I like that we got the opportunity to connect and mingle with the other project fellows as well as the Corps members and staff - both of whom have been friendly and supportive to us. The projects were guided, but primarily self-directed and a lot of fun. They were challenging, but taught me to be more independent, resourceful, and team-oriented.
In addition, I got to intermingle with fellows from other projects so I'm not restricted to just my own project. I got to learn how to compost food waste, how people are delivering and storing rescued food, and so on. In essence, I got to go outside my comfort zone and try out different projects, even if I was assigned to Performance Monitoring & Evaluation.
What I wish was different
I wished the onboarding process wasn't so haphazardly thrown together. For example, for online orientation, I was told to get fingerprint scanned as soon as possible without a clear deadline for submitting my fingerprint scans. Then, the next day, they immediately announced the deadline to be two days from when they did the online orientation, which meant I had to scramble to get an available fingerprint scan appointment (especially since they get heavily booked fairly quickly so it can be hard to find one immediately).

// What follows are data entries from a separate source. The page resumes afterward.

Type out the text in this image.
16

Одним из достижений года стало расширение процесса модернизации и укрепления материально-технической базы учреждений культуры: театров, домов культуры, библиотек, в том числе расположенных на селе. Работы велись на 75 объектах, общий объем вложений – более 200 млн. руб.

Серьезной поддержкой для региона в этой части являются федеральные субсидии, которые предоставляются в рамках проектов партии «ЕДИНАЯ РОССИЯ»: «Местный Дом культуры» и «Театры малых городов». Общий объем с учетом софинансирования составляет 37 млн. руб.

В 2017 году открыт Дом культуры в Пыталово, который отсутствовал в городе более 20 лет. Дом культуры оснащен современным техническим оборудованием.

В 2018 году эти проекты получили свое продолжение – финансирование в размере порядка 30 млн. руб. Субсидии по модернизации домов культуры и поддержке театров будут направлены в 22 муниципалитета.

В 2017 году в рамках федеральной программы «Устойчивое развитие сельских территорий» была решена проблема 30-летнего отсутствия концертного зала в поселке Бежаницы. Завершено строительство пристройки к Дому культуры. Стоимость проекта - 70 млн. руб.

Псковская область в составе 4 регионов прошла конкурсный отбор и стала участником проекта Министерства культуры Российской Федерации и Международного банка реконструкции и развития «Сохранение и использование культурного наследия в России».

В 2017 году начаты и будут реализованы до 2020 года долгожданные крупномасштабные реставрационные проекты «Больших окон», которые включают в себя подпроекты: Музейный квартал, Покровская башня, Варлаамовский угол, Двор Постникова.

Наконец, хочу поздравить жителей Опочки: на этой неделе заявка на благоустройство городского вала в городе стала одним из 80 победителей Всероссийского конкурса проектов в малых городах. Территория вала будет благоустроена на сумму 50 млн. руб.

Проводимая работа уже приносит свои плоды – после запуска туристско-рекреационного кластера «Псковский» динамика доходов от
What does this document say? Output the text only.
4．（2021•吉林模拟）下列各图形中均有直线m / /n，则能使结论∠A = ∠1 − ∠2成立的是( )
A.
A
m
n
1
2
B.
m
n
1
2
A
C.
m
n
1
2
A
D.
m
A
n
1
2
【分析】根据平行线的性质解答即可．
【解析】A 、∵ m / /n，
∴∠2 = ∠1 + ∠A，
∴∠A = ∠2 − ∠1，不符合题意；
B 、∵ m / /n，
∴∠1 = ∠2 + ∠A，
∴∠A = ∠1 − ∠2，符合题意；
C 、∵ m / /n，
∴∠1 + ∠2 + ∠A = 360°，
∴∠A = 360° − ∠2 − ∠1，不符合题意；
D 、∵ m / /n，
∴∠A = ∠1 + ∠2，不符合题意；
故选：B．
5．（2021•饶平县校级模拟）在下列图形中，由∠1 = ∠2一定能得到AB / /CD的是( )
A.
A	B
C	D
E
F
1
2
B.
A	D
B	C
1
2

Luckily, I was able to find an available fingerprint scan service quickly and get onboarded on-time. I get that it's their first time assembling the fellowship program, but it could be better organized with clear deadlines and instructions for getting onboarded and dealing with the paperwork that comes with it.
Don't be afraid to ask questions and network with other fellows and Corps members. They're figuring it out just as you are. You're not alone so feel free to connect and engage with them.
At the end of the day, you're here to form community and be able to take part in valuable and fulfilling projects that play key roles in addressing sustainability and environmental issues. It's tough work, but rewarding and fun in the long run.